Manu Reynaud

"le temps et l'énergie d'une vie humaine ne sont pas renouvelables" : dommage !

Apéros Facebook : pourquoi les pouvoirs publics et les collectivités locales doivent participer à l’organisation ?

Posted on | mai 15, 2010 | No Comments

Deux très gros rassemblements viennent de se dérouler le même jour à l’appel de membres du réseau Facebook, le premier à Montpellier, le second à Nantes. Ils ont réuni des milliers de personnes.

A Montpellier, la préfecture a interdit le rassemblement mais le préfet a lui-même supervisé les services de police pour l’encadrer.

La mairie a apporté les moyens d’assistance (nettoyage, sanitaires et arrêtés municipaux) suite aux demandes des élus Verts.

Alors que d’autres « apéros facebook » sont prévus dans plusieurs villes de France, les pouvoirs publics ne savent pas comment réagir. La plupart du temps c’est l’interdiction qui prime mais les rassemblements ont lieu quand même et les participants ne comprennent pas : pourquoi interdire des rassemblements non violents  et conviviaux ?

Aujourd’hui, on assiste à de nouvelles formes de mobilisation et d’expression : on connait les flashmob (qu’on pourrait traduire par mobilisation éclair), des formes d’expression comme les freeze où les participants  se figent à un instant donné, on a vu des danses collectives organisées dans des lieux publics (à regarder absolument ).

Aujourd’hui, ce sont les apéros Facebook où des milliers de membres du réseau social se donnent rendez-vous. Il n’y a pas d’organisateur mais un ou des initiateurs.

Et c’est là un des points d’incompréhension majeur avec les pouvoirs publics : jamais jusqu’à maintenant les moyens technologiques ne permettaient de lancer une invitation de ce type et surtout de pouvoir voir le nombre et les profils de ceux qui disent vouloir y participer et tout ceci sans « organisation ».

Cette forme de mobilisation se fait avec un autre objectif important, celle de la réappropriation de l’espace public, c’est à dire une volonté collective de se retrouver ensemble dans des espaces publics.

Ce sont à l’heure actuelle les sociologues qui sont les plus pertinents sur les raisons et les objectifs de ces mobilisations, les politiques sont absents, les préfets n’y comprennent rien.

Car au centre de ces rassemblements, il y a avant tout une liberté fondamentale, celle de pouvoir se rassembler.
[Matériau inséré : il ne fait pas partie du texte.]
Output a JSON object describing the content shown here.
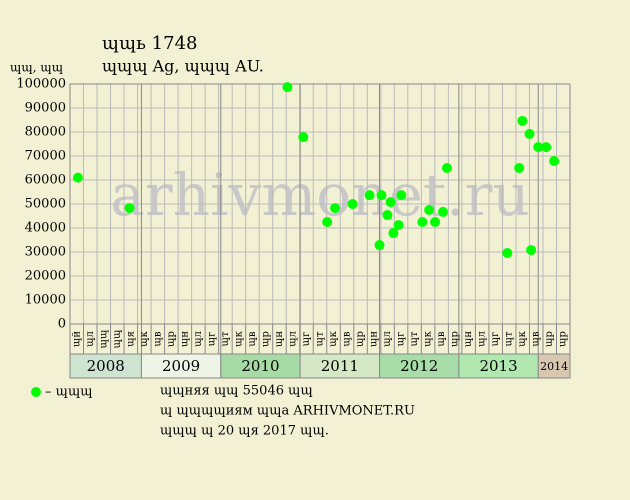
{
  "chart_data": {
    "type": "scatter",
    "title": "ɰɰь 1748",
    "subtitle": "ɰɰɰ Ag, ɰɰɰ AU.",
    "y_label": "ɰɰ, ɰɰ",
    "watermark": "arhivmonet.ru",
    "xlim": [
      2008.1,
      2014.4
    ],
    "xticks": [
      2009,
      2010,
      2011,
      2012,
      2013,
      2014
    ],
    "years": [
      "2008",
      "2009",
      "2010",
      "2011",
      "2012",
      "2013",
      "2014"
    ],
    "year_colors": [
      "#cde5d0",
      "#eef5e6",
      "#a6dba6",
      "#d5e8c5",
      "#a8dca8",
      "#b0e8b0",
      "#d8c8b0"
    ],
    "period_labels": [
      "ɰй",
      "ɰл",
      "ɰɰ",
      "ɰɰ",
      "ɰя",
      "ɰк",
      "ɰв",
      "ɰр",
      "ɰн",
      "ɰл",
      "ɰг",
      "ɰт",
      "ɰк",
      "ɰв",
      "ɰр",
      "ɰн",
      "ɰл",
      "ɰг",
      "ɰт",
      "ɰк",
      "ɰв",
      "ɰр",
      "ɰн",
      "ɰл",
      "ɰг",
      "ɰт",
      "ɰк",
      "ɰв",
      "ɰр",
      "ɰн",
      "ɰл",
      "ɰг",
      "ɰт",
      "ɰк",
      "ɰв",
      "ɰр",
      "ɰр"
    ],
    "ylim": [
      0,
      100000
    ],
    "yticks": [
      0,
      10000,
      20000,
      30000,
      40000,
      50000,
      60000,
      70000,
      80000,
      90000,
      100000
    ],
    "grid": true,
    "series": [
      {
        "name": "– ɰɰɰ",
        "color": "#00ff00",
        "x": [
          2008.2,
          2008.85,
          2010.84,
          2011.04,
          2011.34,
          2011.44,
          2011.66,
          2011.875,
          2012.0,
          2012.025,
          2012.1,
          2012.14,
          2012.175,
          2012.24,
          2012.275,
          2012.54,
          2012.625,
          2012.7,
          2012.8,
          2012.85,
          2013.61,
          2013.76,
          2013.8,
          2013.89,
          2013.91,
          2014.0,
          2014.1,
          2014.2
        ],
        "values": [
          61000,
          48300,
          98700,
          77900,
          42500,
          48300,
          50000,
          53700,
          32900,
          53700,
          45400,
          50800,
          37900,
          41200,
          53700,
          42500,
          47500,
          42500,
          46700,
          65000,
          29600,
          65000,
          84600,
          79200,
          30800,
          73700,
          73700,
          67900
        ]
      }
    ],
    "notes": [
      "ɰɰняя ɰɰ 55046 ɰɰ",
      "ɰ ɰɰɰɰиям ɰɰа ARHIVMONET.RU",
      "ɰɰɰ ɰ 20 ɰя 2017 ɰɰ."
    ]
  }
}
C’est donc une nécessité de les défendre.

L’hypocrisie a été très forte ces derniers jours, notamment avec l’assimilation de ces rassemblements à du bingedrinking.  Or, on y rencontre aussi des familles et des gens de tous âges. Quant à l’argument du coût pour la collectivité, il n’est pas tenable : tout regroupement a un coût pour la collectivité, que ce soit un marché ou une manifestation et la collectivité publique est là pour les assumer.

Comment comprendre ces rassemblements  pour ceux qui n’utilisent pas Facebook ou Twitter ? On peut difficilement  le faire sans avoir utilisé le réseau social.

Pour essayer de traduire en termes du 20eme siècle, on pourrait dire que ces invitations à des apéros sont  des pétitions qui demandent la possibilité de se réunir librement dans un espace public à un instant donné avec les moyens de la collectivité, ceux qui permettent d’assurer les moyens minimums en terme de sécurité, de sanitaires, et de nettoyage.

C’est donc à la collectivité publique de s’emparer des événements, de les encadrer et de leur donner des moyens

C’est un nouvel exercice et une nouvelle pratique de la démocratie, de l’usage des moyens de la collectivité.

Il faut interagir avec l’initiative : y organiser des événements culturels, musicaux,  y intégrer des stands contre les addictions, pour la sécurité routière, mais aussi des stands qui parlent aux jeunes et aux moins jeunes. Pourquoi ne pas profiter de tels événements qui rassemblent aussi largement ?

Pourquoi ne pas avoir l’intelligence de s’intégrer à l’événement et de lui donner du sens ?

L’avenir de tous les rassemblements se fera désormais en partie via un réseau social, cela va dans l’avenir prendre beaucoup d’ampleur, cela commence par des manifestations conviviales comme ici avec ces apéros, mais toutes les formes d’expression publique et notamment les mobilisations politiques vont être touchées, et c’est bien un enjeu que de le comprendre.